It is called (Большая-малая война)—literally, the "Big-Little War."
The Bolshaya-Malaya Voyna: Why the Next Global Conflict Won’t Look Like Anything We Expect
Think of Russia’s "special military operation" not as a single event, but as a template. While tanks grind through trenches in Donbas (the "Little" war of attrition), an entirely separate battle is raging for undersea cables in the Atlantic, for rare earth minerals in the Congo, and for AI training data in Silicon Valley (the "Big" war for systemic control).
Nations no longer declare war. Instead, they deploy "police actions," "specialized military operations," or "kinetic assistance." A drone hits a refinery in Siberia. A sabotage team blows a rail link in Poland. The attacking nation denies involvement. The defending nation cannot retaliate with nukes over a single explosion. So, the violence escalates in a gray zone where the truth is the first casualty.
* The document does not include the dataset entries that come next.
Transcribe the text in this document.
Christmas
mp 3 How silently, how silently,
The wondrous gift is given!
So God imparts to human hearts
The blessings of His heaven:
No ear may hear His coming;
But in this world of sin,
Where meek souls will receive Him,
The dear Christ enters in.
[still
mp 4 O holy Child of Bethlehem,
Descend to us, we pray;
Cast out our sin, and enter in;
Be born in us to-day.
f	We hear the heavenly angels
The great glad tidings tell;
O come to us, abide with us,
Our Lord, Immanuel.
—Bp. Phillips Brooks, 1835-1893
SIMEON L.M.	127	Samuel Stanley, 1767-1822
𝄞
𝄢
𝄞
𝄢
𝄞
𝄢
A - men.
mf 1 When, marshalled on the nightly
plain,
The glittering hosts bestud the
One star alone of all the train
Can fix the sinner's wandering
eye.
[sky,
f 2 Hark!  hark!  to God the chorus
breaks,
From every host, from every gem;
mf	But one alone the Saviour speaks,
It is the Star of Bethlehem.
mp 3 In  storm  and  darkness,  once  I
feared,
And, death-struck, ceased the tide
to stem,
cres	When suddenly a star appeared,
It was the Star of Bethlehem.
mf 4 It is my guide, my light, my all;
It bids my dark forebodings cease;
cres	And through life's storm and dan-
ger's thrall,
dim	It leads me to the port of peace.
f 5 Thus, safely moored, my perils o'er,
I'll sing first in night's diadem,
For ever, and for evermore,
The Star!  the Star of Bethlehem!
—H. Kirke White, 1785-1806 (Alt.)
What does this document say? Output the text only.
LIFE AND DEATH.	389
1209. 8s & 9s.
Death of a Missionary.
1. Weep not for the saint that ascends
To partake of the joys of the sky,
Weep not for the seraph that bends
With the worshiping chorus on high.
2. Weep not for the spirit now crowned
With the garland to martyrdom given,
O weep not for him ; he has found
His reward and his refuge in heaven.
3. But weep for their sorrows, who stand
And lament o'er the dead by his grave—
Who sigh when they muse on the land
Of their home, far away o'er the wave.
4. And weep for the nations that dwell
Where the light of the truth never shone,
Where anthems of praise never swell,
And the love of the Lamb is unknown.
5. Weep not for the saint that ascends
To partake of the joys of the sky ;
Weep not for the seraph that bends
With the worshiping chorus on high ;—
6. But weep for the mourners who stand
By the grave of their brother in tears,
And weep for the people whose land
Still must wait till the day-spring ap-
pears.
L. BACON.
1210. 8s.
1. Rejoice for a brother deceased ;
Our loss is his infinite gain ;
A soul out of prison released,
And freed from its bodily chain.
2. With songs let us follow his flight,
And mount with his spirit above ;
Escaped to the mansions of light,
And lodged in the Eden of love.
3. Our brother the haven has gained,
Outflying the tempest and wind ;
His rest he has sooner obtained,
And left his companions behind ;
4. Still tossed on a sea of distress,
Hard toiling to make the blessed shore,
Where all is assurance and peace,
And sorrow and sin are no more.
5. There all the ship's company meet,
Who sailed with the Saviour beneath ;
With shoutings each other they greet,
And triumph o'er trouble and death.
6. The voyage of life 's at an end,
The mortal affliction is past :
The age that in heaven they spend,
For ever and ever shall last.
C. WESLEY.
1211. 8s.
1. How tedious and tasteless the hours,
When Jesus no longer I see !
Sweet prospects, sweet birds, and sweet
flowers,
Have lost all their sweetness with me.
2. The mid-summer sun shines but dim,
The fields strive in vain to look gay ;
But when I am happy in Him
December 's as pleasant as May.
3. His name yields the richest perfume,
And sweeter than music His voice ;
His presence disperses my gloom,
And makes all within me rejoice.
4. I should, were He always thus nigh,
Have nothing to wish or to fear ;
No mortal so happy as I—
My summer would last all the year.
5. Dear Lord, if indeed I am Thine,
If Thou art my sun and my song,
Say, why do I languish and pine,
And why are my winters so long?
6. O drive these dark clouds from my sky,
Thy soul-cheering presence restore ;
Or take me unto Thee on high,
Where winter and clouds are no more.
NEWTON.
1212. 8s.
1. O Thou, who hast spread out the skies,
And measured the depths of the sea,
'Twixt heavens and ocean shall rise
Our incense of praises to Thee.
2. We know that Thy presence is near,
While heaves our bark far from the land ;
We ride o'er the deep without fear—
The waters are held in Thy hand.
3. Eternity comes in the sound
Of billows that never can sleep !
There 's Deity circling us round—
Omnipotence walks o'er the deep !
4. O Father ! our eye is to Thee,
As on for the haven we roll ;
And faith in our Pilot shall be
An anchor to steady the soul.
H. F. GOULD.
There is a phrase creeping back into the classified memos of Washington, Beijing, and Moscow. You won’t see it on the evening news, but you can feel its shadow over every ceasefire negotiation and every cyber skirmish.
Welcome to the Bolshaya-Malaya. It’s big. It’s little. And it’s already here. What are your thoughts? Have you noticed the blurring lines between peace and war in the last five years? Let me know in the comments.
It is called (Большая-малая война)—literally, the "Big-Little War."
The Bolshaya-Malaya Voyna: Why the Next Global Conflict Won’t Look Like Anything We Expect
Think of Russia’s "special military operation" not as a single event, but as a template. While tanks grind through trenches in Donbas (the "Little" war of attrition), an entirely separate battle is raging for undersea cables in the Atlantic, for rare earth minerals in the Congo, and for AI training data in Silicon Valley (the "Big" war for systemic control).
Nations no longer declare war. Instead, they deploy "police actions," "specialized military operations," or "kinetic assistance." A drone hits a refinery in Siberia. A sabotage team blows a rail link in Poland. The attacking nation denies involvement. The defending nation cannot retaliate with nukes over a single explosion. So, the violence escalates in a gray zone where the truth is the first casualty.
There is a phrase creeping back into the classified memos of Washington, Beijing, and Moscow. You won’t see it on the evening news, but you can feel its shadow over every ceasefire negotiation and every cyber skirmish.
Welcome to the Bolshaya-Malaya. It’s big. It’s little. And it’s already here. What are your thoughts? Have you noticed the blurring lines between peace and war in the last five years? Let me know in the comments.